Visita di due sindaci ai detenuti di Silivri
Il sindaco della municipalità metropolitana di Adana, Zeydan Karalar, e il sindaco della municipalità metropolitana di Mersin, Vahap Seçer, hanno fatto visita al direttore generale di Halk TV, Suat Toktaş, al sindaco di Beşiktaş, Rıza Akpolat, e al sindaco di Esenyurt, Ahmet Özer, attualmente detenuti nel carcere di Marmara a Silivri.
Il sindaco della municipalità metropolitana di Adana, Zeydan Karalar, e il sindaco della municipalità metropolitana di Mersin, Vahap Seçer, hanno fatto visita al direttore generale di Halk TV, Suat Toktaş, al sindaco di Beşiktaş, Rıza Akpolat, e al sindaco di Esenyurt, Ahmet Özer, attualmente detenuti nel carcere di Marmara a Silivri.
Al termine delle visite, Vahap Seçer ha rilasciato alcune dichiarazioni all'agenzia di stampa ANKA, affermando quanto segue:
“Oggi Silivri è già diventata il simbolo delle illegalità e delle detenzioni politiche in Turchia. Silivri era il luogo in cui venivano portati e arrestati i politici presi di mira dai complotti durante il periodo in cui il FETÖ era influente. Ora, purtroppo, stiamo vivendo lo stesso scenario, un déjà vu, anche in questo periodo. Le recenti detenzioni e arresti in Turchia, insieme alle preoccupazioni della società per l'indipendenza e l'imparzialità della magistratura e per lo stato di diritto, sono ormai sotto gli occhi di tutti. In particolare, il timore di un'interferenza della politica nei processi giudiziari cresce di giorno in giorno nella società. Questo ha effetti enormi sulla democrazia turca, creando problemi e indebolendola. Come sindaci in carica e come politici, vorremmo naturalmente svolgere il nostro dovere in un Paese in cui la magistratura è indipendente e imparziale, dove vige lo stato di diritto e dove la democrazia funziona con le sue istituzioni e regole, ma oggi non è possibile affermare che sia così.”

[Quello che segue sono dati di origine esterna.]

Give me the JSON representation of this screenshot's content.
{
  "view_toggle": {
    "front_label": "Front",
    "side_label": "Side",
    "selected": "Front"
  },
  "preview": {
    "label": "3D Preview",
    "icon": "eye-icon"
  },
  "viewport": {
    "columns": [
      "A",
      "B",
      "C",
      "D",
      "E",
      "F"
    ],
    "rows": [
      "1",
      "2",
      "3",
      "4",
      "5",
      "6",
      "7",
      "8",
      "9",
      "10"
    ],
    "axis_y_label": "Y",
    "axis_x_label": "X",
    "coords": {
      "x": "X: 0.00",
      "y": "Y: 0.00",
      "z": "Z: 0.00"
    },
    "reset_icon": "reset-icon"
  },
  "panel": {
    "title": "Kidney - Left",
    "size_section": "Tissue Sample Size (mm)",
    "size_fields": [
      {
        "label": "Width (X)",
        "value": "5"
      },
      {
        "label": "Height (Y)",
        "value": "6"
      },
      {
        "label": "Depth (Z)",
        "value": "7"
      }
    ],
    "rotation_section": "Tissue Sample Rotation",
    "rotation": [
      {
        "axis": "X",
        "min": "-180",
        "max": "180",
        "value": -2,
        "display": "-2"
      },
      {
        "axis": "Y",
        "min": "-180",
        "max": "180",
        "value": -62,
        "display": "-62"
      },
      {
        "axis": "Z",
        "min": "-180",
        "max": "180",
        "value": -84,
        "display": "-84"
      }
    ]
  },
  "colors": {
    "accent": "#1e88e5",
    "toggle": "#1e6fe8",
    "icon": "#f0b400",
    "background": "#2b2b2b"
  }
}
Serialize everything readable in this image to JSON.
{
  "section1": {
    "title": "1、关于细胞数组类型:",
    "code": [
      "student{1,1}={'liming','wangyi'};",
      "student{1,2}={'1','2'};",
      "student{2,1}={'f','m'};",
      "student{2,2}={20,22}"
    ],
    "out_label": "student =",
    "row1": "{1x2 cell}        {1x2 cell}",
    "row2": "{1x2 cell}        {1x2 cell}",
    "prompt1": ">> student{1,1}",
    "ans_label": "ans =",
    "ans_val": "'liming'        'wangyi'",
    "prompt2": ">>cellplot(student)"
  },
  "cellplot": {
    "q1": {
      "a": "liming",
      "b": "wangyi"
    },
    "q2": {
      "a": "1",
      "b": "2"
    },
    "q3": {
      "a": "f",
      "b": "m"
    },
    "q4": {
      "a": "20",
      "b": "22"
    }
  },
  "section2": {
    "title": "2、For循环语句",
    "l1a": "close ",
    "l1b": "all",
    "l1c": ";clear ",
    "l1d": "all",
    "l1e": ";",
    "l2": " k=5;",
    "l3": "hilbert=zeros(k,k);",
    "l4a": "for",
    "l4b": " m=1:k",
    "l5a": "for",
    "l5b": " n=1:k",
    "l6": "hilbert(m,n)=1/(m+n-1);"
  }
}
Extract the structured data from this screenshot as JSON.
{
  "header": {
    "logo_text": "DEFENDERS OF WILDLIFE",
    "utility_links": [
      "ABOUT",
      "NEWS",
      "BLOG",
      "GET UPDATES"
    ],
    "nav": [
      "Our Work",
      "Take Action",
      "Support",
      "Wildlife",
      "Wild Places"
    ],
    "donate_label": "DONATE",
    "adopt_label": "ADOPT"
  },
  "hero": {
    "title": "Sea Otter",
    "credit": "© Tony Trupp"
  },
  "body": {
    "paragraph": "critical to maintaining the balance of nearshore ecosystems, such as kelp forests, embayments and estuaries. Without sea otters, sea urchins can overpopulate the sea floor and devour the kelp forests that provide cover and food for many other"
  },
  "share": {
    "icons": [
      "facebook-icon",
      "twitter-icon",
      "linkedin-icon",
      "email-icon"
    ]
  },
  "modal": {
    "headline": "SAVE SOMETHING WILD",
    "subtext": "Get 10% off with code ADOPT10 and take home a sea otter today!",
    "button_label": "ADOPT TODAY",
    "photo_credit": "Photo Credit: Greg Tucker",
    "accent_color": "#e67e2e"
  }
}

Affermando "Cerchiamo di mantenere viva la nostra speranza", Seçer ha aggiunto: "Ahmet Özer e Rıza Akpolat, due sindaci, sono detenuti oggi in carcere con fascicoli vuoti, senza prove certe o reati che ne giustifichino l'arresto, dopo essere stati presi in custodia, trattati in quel modo e costretti a rendere le loro deposizioni tra enormi difficoltà dopo giorni di detenzione".
'ANCHE QUESTI GIORNI PASSERANNO'
Anche Zeydan Karalar ha sottolineato la presenza di numerosi detenuti a Silivri e ha rilasciato le seguenti dichiarazioni:
“Il morale di tutti e tre era molto alto, erano tutti sicuri di sé. Tutti e tre hanno dichiarato apertamente di trovarsi di fronte a una pena che non meritano. Onestamente, anche noi la pensiamo così. Sperano di uscire in brevissimo tempo perché sono convinti di non aver commesso alcun reato. In definitiva, il punto a cui è arrivato il Paese è molto chiaro. Come dice un filosofo: ‘Se volete vedere come viene governato un Paese e in che condizioni si trova, guardate come muoiono le persone’. Io aggiungerei: ‘Guardate anche come vengono arrestate’. È una cosa sorprendente. Il nostro Paese non ha mai visto nulla di simile, il punto a cui è giunto è molto triste. Se in un Paese non c'è democrazia, non c'è bisogno di parlare di altro. Siamo tristi, ma speranzosi. Anche questi giorni passeranno. Il nostro Paese raggiungerà giorni in cui vigeranno lo stato di diritto e la democrazia. Questa è la nostra volontà, il nostro sforzo e la nostra resistenza.”